Alphabet, la holding a cui fa capo Google, osservata speciale, dopo i problemi che hanno colpito Gmail, Youtube e Meet. Da segnalare che quest’ultima ospita molte delle lezioni di milioni di studenti attualmente in DaD (Didattica a Distanza) in tutta Europa. #googledown è l’hashtag che circola su Twitter e su altri social. Il titolo Alphabet è tuttavia in rialzo.

Voglia di recupero a Wall Street, dopo che la Borsa americana ha riportato la sua prima settimana in rosso degli ultimi mesi, a causa dell’impasse nel Congresso, sul piano di stimoli anti-Covid-19.

Lo S&P ha ceduto quasi l’1% la scorsa settimana, negativo per la prima settimana delle ultime tre; il Dow Jones ha perso lo 0,57% (anche in questo caso prima settimana negativa delle ultime tre), mentre il Nasdaq Composite ha perso quasi lo 0,7% nella sua prima settimana delle ultime quattro.

Tra i market mover principali di questa settimana che si è appena aperta, la decisione sui tassi da parte della Federal Reserve, attesa per mercoledì 16 dicembre e l’ingresso ufficiale di Tesla nell’indice S&P 500, venerdì 19.

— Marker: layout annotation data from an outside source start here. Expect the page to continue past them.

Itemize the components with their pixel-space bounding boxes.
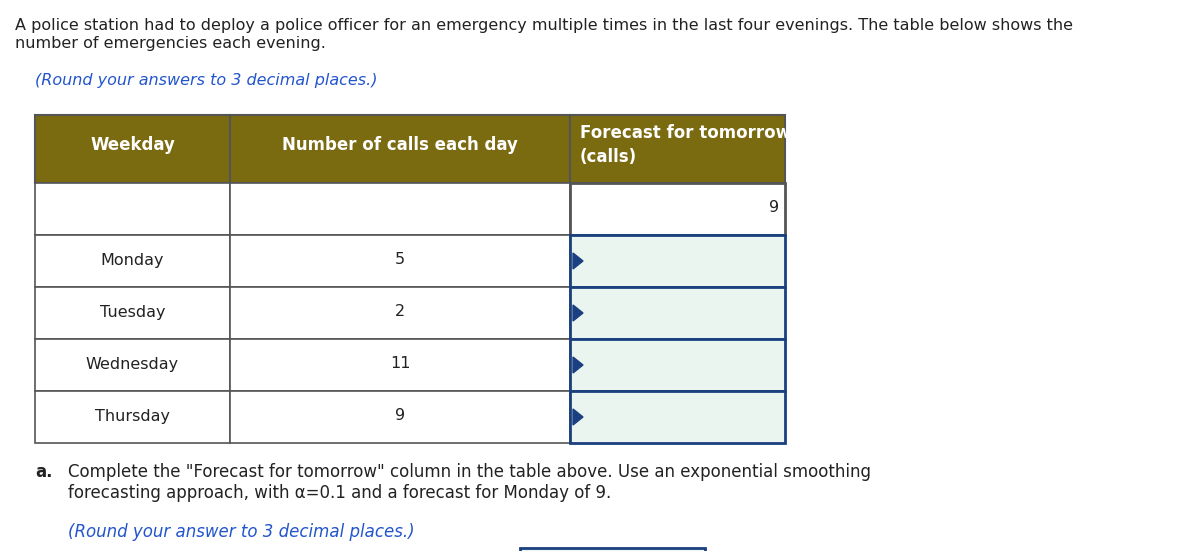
Bar bbox=[570, 115, 785, 183]
Text: Wednesday: Wednesday bbox=[86, 356, 179, 371]
Bar bbox=[570, 235, 785, 287]
Bar bbox=[570, 339, 785, 391]
Bar bbox=[570, 183, 785, 235]
Bar bbox=[520, 548, 706, 551]
Text: Forecast for tomorrow
(calls): Forecast for tomorrow (calls) bbox=[580, 124, 791, 166]
Text: (Round your answer to 3 decimal places.): (Round your answer to 3 decimal places.) bbox=[68, 523, 415, 541]
Text: a.: a. bbox=[35, 463, 53, 481]
Bar bbox=[35, 115, 230, 183]
Bar bbox=[230, 115, 570, 183]
Text: Number of calls each day: Number of calls each day bbox=[282, 136, 518, 154]
Text: Weekday: Weekday bbox=[90, 136, 175, 154]
Polygon shape bbox=[574, 409, 583, 425]
Bar bbox=[35, 391, 230, 443]
Text: Monday: Monday bbox=[101, 252, 164, 267]
Text: (Round your answers to 3 decimal places.): (Round your answers to 3 decimal places.… bbox=[35, 73, 378, 88]
Bar bbox=[230, 391, 570, 443]
Bar bbox=[570, 287, 785, 339]
Polygon shape bbox=[574, 305, 583, 321]
Text: 2: 2 bbox=[395, 305, 406, 320]
Text: Tuesday: Tuesday bbox=[100, 305, 166, 320]
Text: A police station had to deploy a police officer for an emergency multiple times : A police station had to deploy a police … bbox=[14, 18, 1073, 33]
Polygon shape bbox=[574, 357, 583, 373]
Polygon shape bbox=[574, 253, 583, 269]
Bar bbox=[35, 339, 230, 391]
Text: Complete the "Forecast for tomorrow" column in the table above. Use an exponenti: Complete the "Forecast for tomorrow" col… bbox=[68, 463, 871, 502]
Bar bbox=[570, 391, 785, 443]
Text: Thursday: Thursday bbox=[95, 408, 170, 424]
Bar bbox=[230, 339, 570, 391]
Bar bbox=[230, 183, 570, 235]
Text: 11: 11 bbox=[390, 356, 410, 371]
Bar bbox=[35, 183, 230, 235]
Text: 5: 5 bbox=[395, 252, 406, 267]
Bar bbox=[230, 287, 570, 339]
Text: 9: 9 bbox=[395, 408, 406, 424]
Bar bbox=[35, 235, 230, 287]
Bar bbox=[35, 287, 230, 339]
Text: number of emergencies each evening.: number of emergencies each evening. bbox=[14, 36, 326, 51]
Text: 9: 9 bbox=[769, 201, 779, 215]
Bar bbox=[230, 235, 570, 287]
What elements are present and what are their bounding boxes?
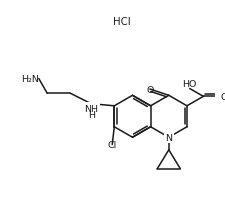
Text: HO: HO [182, 80, 196, 89]
Text: H₂N: H₂N [21, 75, 39, 84]
Text: HCl: HCl [113, 17, 130, 27]
Text: H: H [87, 111, 94, 120]
Text: NH: NH [84, 104, 98, 113]
Text: N: N [164, 133, 171, 142]
Text: O: O [219, 92, 225, 101]
Text: Cl: Cl [107, 140, 116, 149]
Text: O: O [146, 85, 153, 94]
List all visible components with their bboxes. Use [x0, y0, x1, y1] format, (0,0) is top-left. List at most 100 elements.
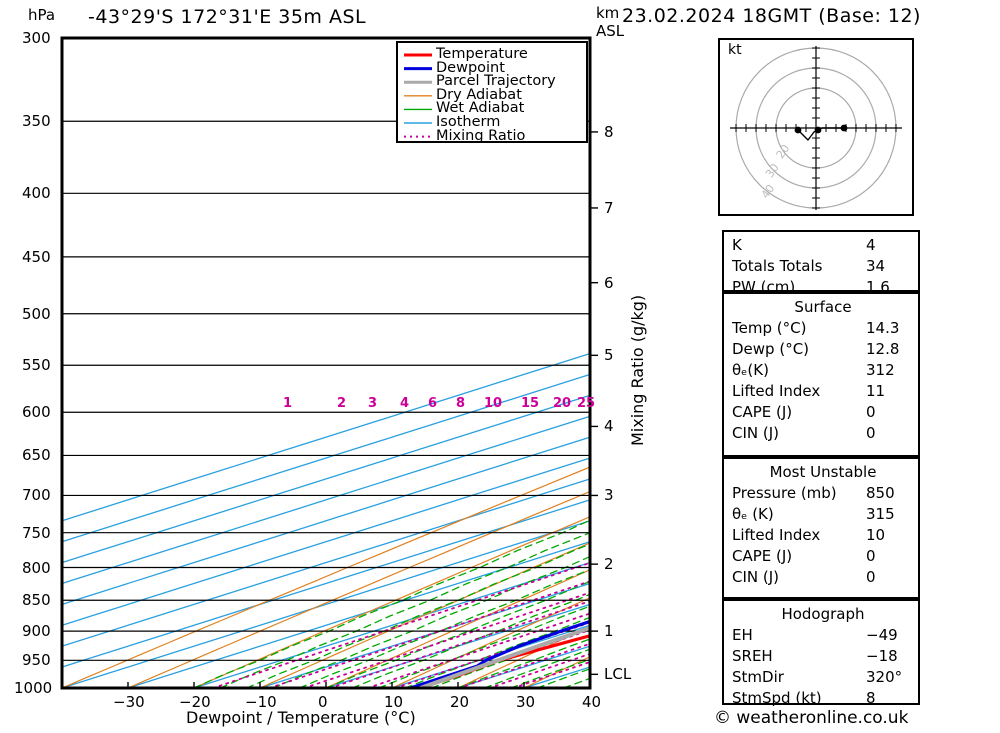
- temperature-tick-label: −30: [113, 693, 145, 711]
- mixing-ratio-value-label: 20: [553, 396, 572, 411]
- panel-row-value: 1.6: [866, 278, 890, 296]
- panel-row-label: StmDir: [732, 668, 784, 686]
- panel-row-label: PW (cm): [732, 278, 796, 296]
- x-axis-title: Dewpoint / Temperature (°C): [186, 708, 416, 727]
- panel-row-label: CIN (J): [732, 568, 780, 586]
- dry-adiabat-line: [391, 597, 590, 688]
- temperature-tick-label: 40: [582, 693, 602, 711]
- pressure-tick-label: 700: [22, 486, 51, 505]
- mixing-ratio-value-label: 25: [577, 396, 596, 411]
- panel-row-value: 315: [866, 505, 895, 523]
- pressure-tick-label: 550: [22, 356, 51, 375]
- pressure-tick-label: 300: [22, 29, 51, 47]
- panel-row-value: −18: [866, 647, 898, 665]
- panel-row-label: Temp (°C): [732, 319, 807, 337]
- pressure-tick-label: 400: [22, 184, 51, 203]
- panel-row-value: 0: [866, 403, 876, 421]
- pressure-unit-label: hPa: [28, 6, 56, 24]
- panel-row-label: CIN (J): [732, 424, 780, 442]
- skewt-diagram: [60, 36, 598, 690]
- panel-row-value: 0: [866, 547, 876, 565]
- temperature-tick-label: 10: [384, 693, 404, 711]
- mixing-ratio-value-label: 2: [337, 396, 347, 411]
- panel-row-label: CAPE (J): [732, 547, 793, 565]
- panel-row-value: 11: [866, 382, 886, 400]
- legend-label: Parcel Trajectory: [436, 73, 556, 90]
- panel-row-label: Totals Totals: [732, 257, 823, 275]
- pressure-tick-label: 950: [22, 651, 51, 670]
- temperature-tick-label: 0: [318, 693, 328, 711]
- wet-adiabat-line: [193, 519, 590, 688]
- height-tick-label: 4: [604, 417, 614, 436]
- isotherm-line: [62, 478, 590, 647]
- dry-adiabat-line: [127, 490, 590, 688]
- panel-title: Surface: [794, 298, 852, 316]
- pressure-tick-label: 850: [22, 591, 51, 610]
- legend-label: Wet Adiabat: [436, 100, 525, 117]
- panel-row-value: 320°: [866, 668, 903, 686]
- temperature-tick-label: 30: [516, 693, 536, 711]
- temperature-tick-label: 20: [450, 693, 470, 711]
- height-tick-label: 6: [604, 273, 614, 292]
- legend-label: Isotherm: [436, 114, 501, 130]
- panel-row-label: Pressure (mb): [732, 484, 837, 502]
- legend-label: Dewpoint: [436, 59, 505, 76]
- pressure-tick-label: 350: [22, 112, 51, 131]
- dry-adiabat-line: [193, 516, 590, 688]
- pressure-tick-label: 900: [22, 622, 51, 641]
- info-panel-hodograph-stats: Hodograph EH −49 SREH −18 StmDir 320° StmSpd (k…: [722, 599, 920, 707]
- panel-row-label: θₑ (K): [732, 505, 774, 523]
- temperature-tick-label: −20: [179, 693, 211, 711]
- panel-row-label: Lifted Index: [732, 382, 821, 400]
- panel-row-label: EH: [732, 626, 753, 644]
- panel-row-value: −49: [866, 626, 898, 644]
- height-tick-label: 2: [604, 555, 614, 574]
- legend-label: Temperature: [436, 46, 528, 62]
- height-tick-label: 1: [604, 622, 614, 641]
- hodograph-point: [840, 124, 848, 132]
- wet-adiabat-line: [246, 543, 590, 688]
- panel-row-value: 12.8: [866, 340, 900, 358]
- pressure-tick-label: 650: [22, 446, 51, 465]
- panel-row-value: 312: [866, 361, 895, 379]
- height-tick-label: 7: [604, 198, 614, 217]
- isotherm-line: [62, 520, 590, 688]
- panel-title: Hodograph: [781, 605, 865, 623]
- chart-legend: Temperature Dewpoint Parcel Trajectory Dry …: [396, 41, 588, 144]
- panel-title: Most Unstable: [769, 463, 877, 481]
- wet-adiabat-line: [351, 593, 590, 688]
- legend-label: Mixing Ratio: [436, 127, 526, 144]
- panel-row-label: CAPE (J): [732, 403, 793, 421]
- pressure-tick-label: 1000: [14, 679, 53, 697]
- panel-row-label: K: [732, 236, 742, 254]
- pressure-tick-label: 600: [22, 403, 51, 422]
- panel-row-label: StmSpd (kt): [732, 689, 822, 707]
- isotherm-line: [259, 582, 590, 688]
- wet-adiabat-line: [219, 532, 590, 688]
- pressure-tick-label: 800: [22, 558, 51, 577]
- sounding-curve-dewpoint: [408, 619, 590, 688]
- isotherm-line: [62, 457, 590, 626]
- hodograph-unit-label: kt: [728, 42, 742, 58]
- height-tick-label: 3: [604, 486, 614, 505]
- isotherm-line: [62, 499, 590, 668]
- wet-adiabat-line: [378, 605, 590, 688]
- info-panel-most-unstable: Most Unstable Pressure (mb) 850 θₑ (K) 315 Li…: [722, 457, 920, 599]
- pressure-tick-label: 500: [22, 304, 51, 323]
- info-panel-indices: K 4 Totals Totals 34 PW (cm) 1.6: [722, 230, 920, 296]
- mixing-ratio-value-label: 3: [368, 396, 378, 411]
- mixing-ratio-value-label: 1: [283, 396, 293, 411]
- mixing-ratio-value-label: 6: [428, 396, 438, 411]
- copyright: © weatheronline.co.uk: [714, 708, 909, 728]
- hodograph-point: [814, 126, 822, 134]
- mixing-ratio-value-label: 4: [400, 396, 410, 411]
- dry-adiabat-line: [325, 569, 590, 688]
- panel-row-value: 14.3: [866, 319, 900, 337]
- mixing-ratio-value-label: 8: [456, 396, 466, 411]
- panel-row-value: 4: [866, 236, 876, 254]
- panel-row-value: 34: [866, 257, 886, 275]
- dry-adiabat-line: [259, 542, 590, 688]
- panel-row-label: Lifted Index: [732, 526, 821, 544]
- wet-adiabat-line: [325, 580, 590, 688]
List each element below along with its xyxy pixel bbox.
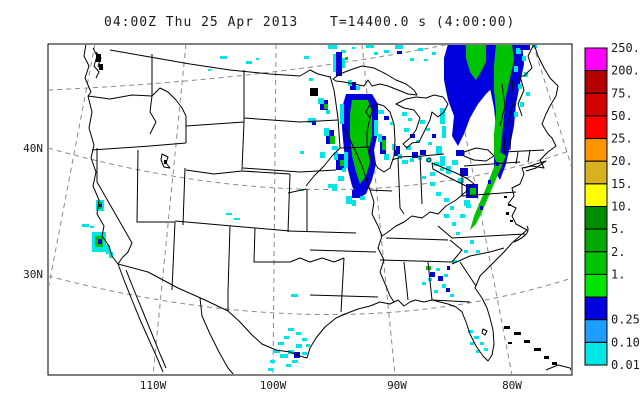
colorbar-label: 2.: [611, 245, 625, 259]
xtick-100w: 100W: [260, 379, 287, 392]
lake-michigan: [366, 103, 396, 173]
colorbar-cell: [584, 319, 608, 343]
colorbar-labels: 250. 200. 75. 50. 25. 20. 15. 10. 5. 2. …: [611, 41, 640, 372]
colorbar-label: 1.: [611, 267, 625, 281]
green-bay: [365, 103, 371, 119]
state-borders: [87, 54, 545, 313]
colorbar-cells: [584, 47, 608, 366]
xtick-110w: 110W: [140, 379, 167, 392]
colorbar-cell: [584, 92, 608, 117]
colorbar-cell: [584, 115, 608, 140]
islands-and-bays: [96, 54, 557, 365]
axis-labels: 40N 30N 110W 100W 90W 80W: [23, 142, 522, 392]
plot-title-datetime: 04:00Z Thu 25 Apr 2013: [104, 15, 298, 30]
xtick-90w: 90W: [387, 379, 407, 392]
mexico-mainland-coast: [199, 297, 234, 374]
lake-huron: [395, 94, 449, 149]
colorbar-label: 10.: [611, 200, 633, 214]
colorbar-cell: [584, 70, 608, 94]
meridian-100w: [272, 45, 277, 374]
colorbar-cell: [584, 296, 608, 321]
lake-superior: [332, 65, 418, 96]
ohio-river: [381, 189, 469, 237]
colorbar-label: 0.25: [611, 313, 640, 327]
colorbar-cell: [584, 206, 608, 230]
colorbar-label: 50.: [611, 109, 633, 123]
ytick-30n: 30N: [23, 268, 43, 281]
colorbar-label: 200.: [611, 64, 640, 78]
colorbar: 250. 200. 75. 50. 25. 20. 15. 10. 5. 2. …: [584, 41, 640, 372]
precip-minnesota: [300, 52, 360, 191]
meridian-120w: [49, 45, 96, 288]
cuba-coast: [545, 364, 571, 372]
baja-california: [117, 263, 164, 373]
lake-okeechobee: [481, 328, 488, 336]
colorbar-cell: [584, 138, 608, 162]
lake-ontario: [463, 147, 495, 162]
precip-texas-coast: [268, 328, 310, 371]
xtick-80w: 80W: [502, 379, 522, 392]
ytick-40n: 40N: [23, 142, 43, 155]
colorbar-cell: [584, 273, 608, 298]
colorbar-label: 0.01: [611, 358, 640, 372]
colorbar-cell: [584, 251, 608, 275]
coastline-gulf-atlantic: [306, 45, 559, 362]
great-salt-lake: [160, 153, 171, 169]
precip-layer: [82, 45, 537, 371]
colorbar-label: 25.: [611, 132, 633, 146]
precip-wisconsin-blob: [338, 94, 378, 206]
precip-northeast-band: [430, 45, 537, 277]
plot-title-timestep: T=14400.0 s (4:00:00): [330, 15, 515, 30]
colorbar-label: 75.: [611, 86, 633, 100]
precip-northern-specks: [208, 45, 436, 81]
meridian-70w: [532, 45, 571, 167]
colorbar-cell: [584, 183, 608, 208]
puget-sound: [92, 47, 100, 79]
parallel-30n: [49, 275, 571, 315]
long-island: [523, 160, 547, 172]
us-mexico-border: [117, 263, 308, 359]
precip-florida: [468, 330, 488, 353]
map-frame: [47, 43, 573, 376]
colorbar-label: 15.: [611, 177, 633, 191]
parallel-40n: [49, 147, 571, 190]
basemap: [83, 45, 571, 374]
colorbar-label: 250.: [611, 41, 640, 55]
lake-erie: [431, 162, 475, 188]
coastline-west: [83, 45, 119, 265]
us-canada-border: [109, 49, 331, 78]
colorbar-label: 5.: [611, 222, 625, 236]
mississippi-river: [344, 127, 395, 303]
lake-st-clair: [426, 157, 432, 163]
colorbar-cell: [584, 341, 608, 366]
colorbar-cell: [584, 160, 608, 185]
colorbar-cell: [584, 228, 608, 253]
meridian-110w: [152, 45, 187, 374]
colorbar-cell: [584, 47, 608, 72]
colorbar-label: 0.10: [611, 335, 640, 349]
colorbar-label: 20.: [611, 154, 633, 168]
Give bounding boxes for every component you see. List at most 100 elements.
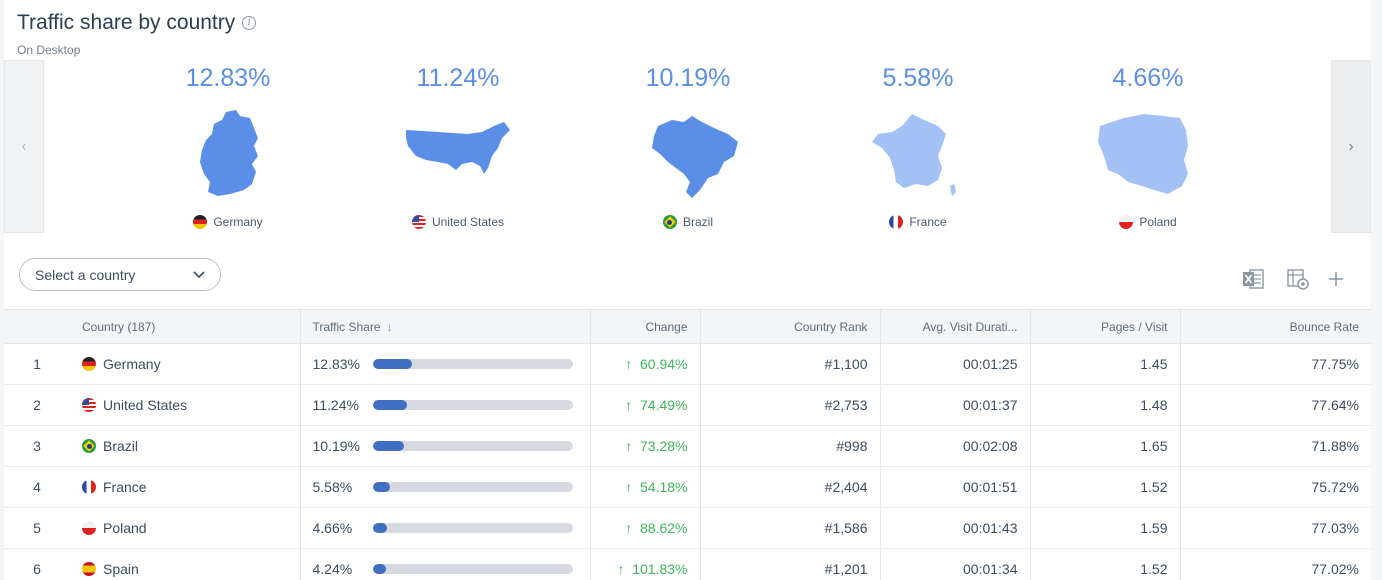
table-row[interactable]: 1 Germany 12.83% ↑ 60.94% #1,100 00:01:25 1.45… bbox=[4, 343, 1371, 385]
country-select[interactable]: Select a country bbox=[19, 258, 221, 291]
share-bar-track bbox=[372, 359, 573, 369]
row-country-rank: #2,404 bbox=[700, 466, 881, 508]
row-pages-per-visit: 1.48 bbox=[1030, 384, 1181, 426]
row-pages-per-visit: 1.52 bbox=[1030, 548, 1181, 580]
table-row[interactable]: 6 Spain 4.24% ↑ 101.83% #1,201 00:01:34 1.52 77… bbox=[4, 548, 1371, 580]
country-rank-column-header[interactable]: Country Rank bbox=[700, 309, 881, 344]
row-country-name[interactable]: Poland bbox=[103, 520, 147, 536]
map-share-value: 5.58% bbox=[882, 64, 954, 92]
map-share-value: 10.19% bbox=[645, 64, 731, 92]
carousel-prev-button[interactable]: ‹ bbox=[4, 60, 44, 233]
table-row[interactable]: 2 United States 11.24% ↑ 74.49% #2,753 00:01:… bbox=[4, 384, 1371, 426]
brazil-map-icon bbox=[652, 116, 738, 198]
row-country[interactable]: France bbox=[70, 466, 301, 508]
change-column-header[interactable]: Change bbox=[590, 309, 701, 344]
row-traffic-share: 11.24% bbox=[300, 384, 591, 426]
chevron-left-icon: ‹ bbox=[21, 137, 27, 155]
germany-flag-icon bbox=[193, 215, 208, 229]
chevron-down-icon bbox=[193, 270, 205, 278]
row-change: ↑ 73.28% bbox=[590, 425, 701, 467]
table-settings-icon[interactable] bbox=[1285, 266, 1311, 292]
pages-per-visit-column-header[interactable]: Pages / Visit bbox=[1030, 309, 1181, 344]
row-change: ↑ 60.94% bbox=[590, 343, 701, 385]
row-country[interactable]: Poland bbox=[70, 507, 301, 549]
table-row[interactable]: 4 France 5.58% ↑ 54.18% #2,404 00:01:51 1.52 75… bbox=[4, 466, 1371, 508]
map-card-france[interactable]: 5.58% France bbox=[808, 60, 1028, 233]
row-country-rank: #2,753 bbox=[700, 384, 881, 426]
spain-flag-icon bbox=[82, 562, 96, 576]
row-country-rank: #1,586 bbox=[700, 507, 881, 549]
arrow-up-icon: ↑ bbox=[625, 397, 633, 413]
add-icon[interactable] bbox=[1323, 266, 1349, 292]
row-rank: 5 bbox=[4, 507, 70, 549]
map-country-label: Brazil bbox=[578, 215, 798, 229]
arrow-up-icon: ↑ bbox=[625, 438, 633, 454]
row-change: ↑ 54.18% bbox=[590, 466, 701, 508]
row-traffic-share: 4.24% bbox=[300, 548, 591, 580]
share-bar-fill bbox=[372, 441, 404, 451]
germany-flag-icon bbox=[82, 357, 96, 371]
row-country[interactable]: Spain bbox=[70, 548, 301, 580]
widget-title-row: Traffic share by country i bbox=[17, 11, 257, 35]
carousel-next-button[interactable]: › bbox=[1331, 60, 1371, 233]
poland-map-icon bbox=[1098, 114, 1188, 194]
row-share-value: 10.19% bbox=[312, 438, 360, 454]
united-states-flag-icon bbox=[411, 215, 426, 229]
france-flag-icon bbox=[889, 215, 904, 229]
row-change: ↑ 88.62% bbox=[590, 507, 701, 549]
share-bar-fill bbox=[372, 359, 412, 369]
share-bar-fill bbox=[372, 523, 387, 533]
row-avg-visit-duration: 00:01:43 bbox=[880, 507, 1031, 549]
rank-column-header bbox=[4, 309, 70, 344]
row-rank: 4 bbox=[4, 466, 70, 508]
share-bar-track bbox=[372, 441, 573, 451]
france-flag-icon bbox=[82, 480, 96, 494]
map-card-brazil[interactable]: 10.19% Brazil bbox=[578, 60, 798, 233]
row-bounce-rate: 71.88% bbox=[1180, 425, 1371, 467]
sort-down-arrow-icon[interactable]: ↓ bbox=[386, 319, 393, 334]
table-row[interactable]: 3 Brazil 10.19% ↑ 73.28% #998 00:02:08 1.65 71.… bbox=[4, 425, 1371, 467]
row-country-name[interactable]: Brazil bbox=[103, 438, 139, 454]
excel-export-icon[interactable] bbox=[1240, 266, 1266, 292]
row-pages-per-visit: 1.59 bbox=[1030, 507, 1181, 549]
row-country[interactable]: Brazil bbox=[70, 425, 301, 467]
share-bar-track bbox=[372, 564, 573, 574]
germany-map-icon bbox=[200, 110, 258, 196]
widget-title: Traffic share by country bbox=[17, 11, 236, 34]
map-share-value: 4.66% bbox=[1112, 64, 1184, 92]
row-country-name[interactable]: Germany bbox=[103, 356, 161, 372]
row-traffic-share: 5.58% bbox=[300, 466, 591, 508]
row-country-name[interactable]: United States bbox=[103, 397, 188, 413]
row-country[interactable]: United States bbox=[70, 384, 301, 426]
row-change: ↑ 101.83% bbox=[590, 548, 701, 580]
table-row[interactable]: 5 Poland 4.66% ↑ 88.62% #1,586 00:01:43 1.59 77… bbox=[4, 507, 1371, 549]
row-share-value: 12.83% bbox=[312, 356, 360, 372]
info-icon[interactable]: i bbox=[242, 16, 257, 30]
share-bar-track bbox=[372, 482, 573, 492]
share-bar-track bbox=[372, 400, 573, 410]
country-column-header[interactable]: Country (187) bbox=[70, 309, 301, 344]
avg-visit-duration-column-header[interactable]: Avg. Visit Durati... bbox=[880, 309, 1031, 344]
traffic-share-column-header[interactable]: Traffic Share ↓ bbox=[300, 309, 591, 344]
row-country-name[interactable]: France bbox=[103, 479, 147, 495]
map-card-germany[interactable]: 12.83% Germany bbox=[118, 60, 338, 233]
brazil-flag-icon bbox=[662, 215, 677, 229]
brazil-flag-icon bbox=[82, 439, 96, 453]
share-bar-fill bbox=[372, 564, 386, 574]
row-share-value: 4.66% bbox=[312, 520, 353, 536]
row-country-name[interactable]: Spain bbox=[103, 561, 139, 577]
bounce-rate-column-header[interactable]: Bounce Rate bbox=[1180, 309, 1371, 344]
row-bounce-rate: 77.03% bbox=[1180, 507, 1371, 549]
row-bounce-rate: 77.02% bbox=[1180, 548, 1371, 580]
row-country[interactable]: Germany bbox=[70, 343, 301, 385]
map-country-label: Poland bbox=[1038, 215, 1258, 229]
row-rank: 2 bbox=[4, 384, 70, 426]
poland-flag-icon bbox=[1119, 215, 1134, 229]
map-card-poland[interactable]: 4.66% Poland bbox=[1038, 60, 1258, 233]
poland-flag-icon bbox=[82, 521, 96, 535]
row-share-value: 5.58% bbox=[312, 479, 353, 495]
france-map-icon bbox=[872, 114, 956, 196]
widget-subtitle: On Desktop bbox=[17, 43, 81, 57]
map-card-united-states[interactable]: 11.24% United States bbox=[348, 60, 568, 233]
map-share-value: 12.83% bbox=[185, 64, 271, 92]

Oggi è la giornata del voto ufficiale dei Grandi elettori degli Stati Uniti, che si riuniranno nelle capitali dei loro rispettivi stati per decretare il voto del “collegio elettorale”, con cui viene eletto il presidente degli Stati Uniti.

Vale la pena ricordare che, ad assegnare la vittoria al candidato all’Election Day, in via concreta, non è il voto del popolo, ma quello del collegio elettorale, che è composto da 538 grandi elettori.

Per diventare presidente, il candidato deve assicurarsi la maggioranza semplice dei voti, ovvero 270 voti.

Dalle elezioni presidenziali del 3 novembre scorso, è risultato vincitore il candidato democratico Joe Biden, che si è assicurato 306 voti dei Grandi elettori contro i 232 assegnati a Donald Trump.

I Grandi elettori dovrebbero confermare l’esito delle elezioni presidenziali Usa, anche se Donald Trump continua a strepitare, parlando di “elezioni più corrotte della storia degli Stati Uniti”.